7. Change your money from licensed money changers.

Do not seek help of random people to change your currency. In the main cities there will be hundreds of people who would ask you if you want to change your money. And if you say yes, you will get a very low rate, or the person may disappear altogether with your money. There are many shops that offer to change your money at very low rates.

Check the exchange rate for the day, and ask for that rate only. Because the well reputed money changers offer you the same rate. State banks have good exchange rates most of the time. But compare rates before you commit to change.

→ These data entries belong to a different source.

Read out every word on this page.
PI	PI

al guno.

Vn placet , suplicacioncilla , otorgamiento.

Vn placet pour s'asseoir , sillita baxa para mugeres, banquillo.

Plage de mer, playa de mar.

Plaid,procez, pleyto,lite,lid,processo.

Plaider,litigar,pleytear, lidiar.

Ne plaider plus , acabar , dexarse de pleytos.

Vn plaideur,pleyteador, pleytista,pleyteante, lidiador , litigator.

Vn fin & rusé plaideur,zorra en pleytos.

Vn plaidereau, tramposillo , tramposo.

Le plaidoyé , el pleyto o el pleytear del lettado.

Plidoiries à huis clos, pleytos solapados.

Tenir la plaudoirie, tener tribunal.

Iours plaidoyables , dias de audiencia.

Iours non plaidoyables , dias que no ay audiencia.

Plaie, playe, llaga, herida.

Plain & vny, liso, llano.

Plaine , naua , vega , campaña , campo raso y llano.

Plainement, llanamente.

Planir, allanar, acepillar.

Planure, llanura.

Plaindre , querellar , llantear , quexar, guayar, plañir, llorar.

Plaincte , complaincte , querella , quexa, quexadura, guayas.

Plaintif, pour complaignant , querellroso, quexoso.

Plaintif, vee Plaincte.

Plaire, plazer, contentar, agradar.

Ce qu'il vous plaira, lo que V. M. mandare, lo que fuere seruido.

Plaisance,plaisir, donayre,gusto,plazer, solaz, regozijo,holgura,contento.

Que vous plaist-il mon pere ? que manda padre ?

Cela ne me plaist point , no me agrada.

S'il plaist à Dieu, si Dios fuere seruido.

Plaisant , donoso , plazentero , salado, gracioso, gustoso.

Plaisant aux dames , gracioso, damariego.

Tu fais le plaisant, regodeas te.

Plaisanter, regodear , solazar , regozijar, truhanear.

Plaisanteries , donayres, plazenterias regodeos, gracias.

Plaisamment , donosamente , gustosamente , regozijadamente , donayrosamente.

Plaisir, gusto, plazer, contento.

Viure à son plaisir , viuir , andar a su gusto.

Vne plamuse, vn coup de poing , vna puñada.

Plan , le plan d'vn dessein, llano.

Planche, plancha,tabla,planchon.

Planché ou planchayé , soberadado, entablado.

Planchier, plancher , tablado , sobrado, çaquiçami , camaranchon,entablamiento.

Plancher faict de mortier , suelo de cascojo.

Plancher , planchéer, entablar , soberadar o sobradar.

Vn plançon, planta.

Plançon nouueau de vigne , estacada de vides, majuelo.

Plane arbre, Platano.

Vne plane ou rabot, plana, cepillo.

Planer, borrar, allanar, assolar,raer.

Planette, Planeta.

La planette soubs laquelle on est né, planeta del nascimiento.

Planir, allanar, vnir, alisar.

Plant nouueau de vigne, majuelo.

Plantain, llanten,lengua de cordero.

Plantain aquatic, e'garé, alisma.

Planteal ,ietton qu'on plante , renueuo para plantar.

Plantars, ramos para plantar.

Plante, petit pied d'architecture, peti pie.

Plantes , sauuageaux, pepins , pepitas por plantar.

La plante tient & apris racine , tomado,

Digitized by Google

8. Water. Buy it from a decent shop.

Do not buy water bottles from the vendors on trains and buses. Those bottles are “specially made for buses.” In other words those bottles are not quality controlled, and they contain tap water which is why it is sold cold most of the time so that you won’t taste the chlorine. Occasionally you might even find tiny pieces of trash if you take a close look at them. Some trusted brands of water would be American, Crystal, Keells (sold at Keells Supermarket outlets), My Choice (sold at Food City supermarket outlets ), P&S (sold at Perera and Sons outlets found in all major cities), and Aqua (by Access group). You will find at least one of those brands at leading supermarkets in almost every city in Sri Lanka. You can find average prices on our price page.

9. SIM cards. Do not go for “special offers.”

Buy your SIM card from a small shop in a town, not from the airport. That will save at least 15 USD which you can use for something else. All major telecom operators have a counter at the airport selling SIM cards with data etc., at exorbitant prices. But at any other shop those SIM cards would be around 100 rupees (approx. 50cts USD), or sometimes even free. Then you can reload your SIM with some funds and activate an internet package. I will post some suggestions here.

10. Call the police. They will help you.

If you fall victim to any kind of scam do not hesitate to find the nearest police station and make a complaint. Sri Lanka police usually take prompt action in such cases. They will try their best to find the culprits and render justice, and return whatever possessions stolen from you if it is a theft. There is the occasional carelessness of authorities at lower level but you can always reach the higher officials if that is the case.

Tourist Police: +94 11 242 1052 / Emergency 119

I will add to this list as I remember things but for now I believe that this would keep you safe.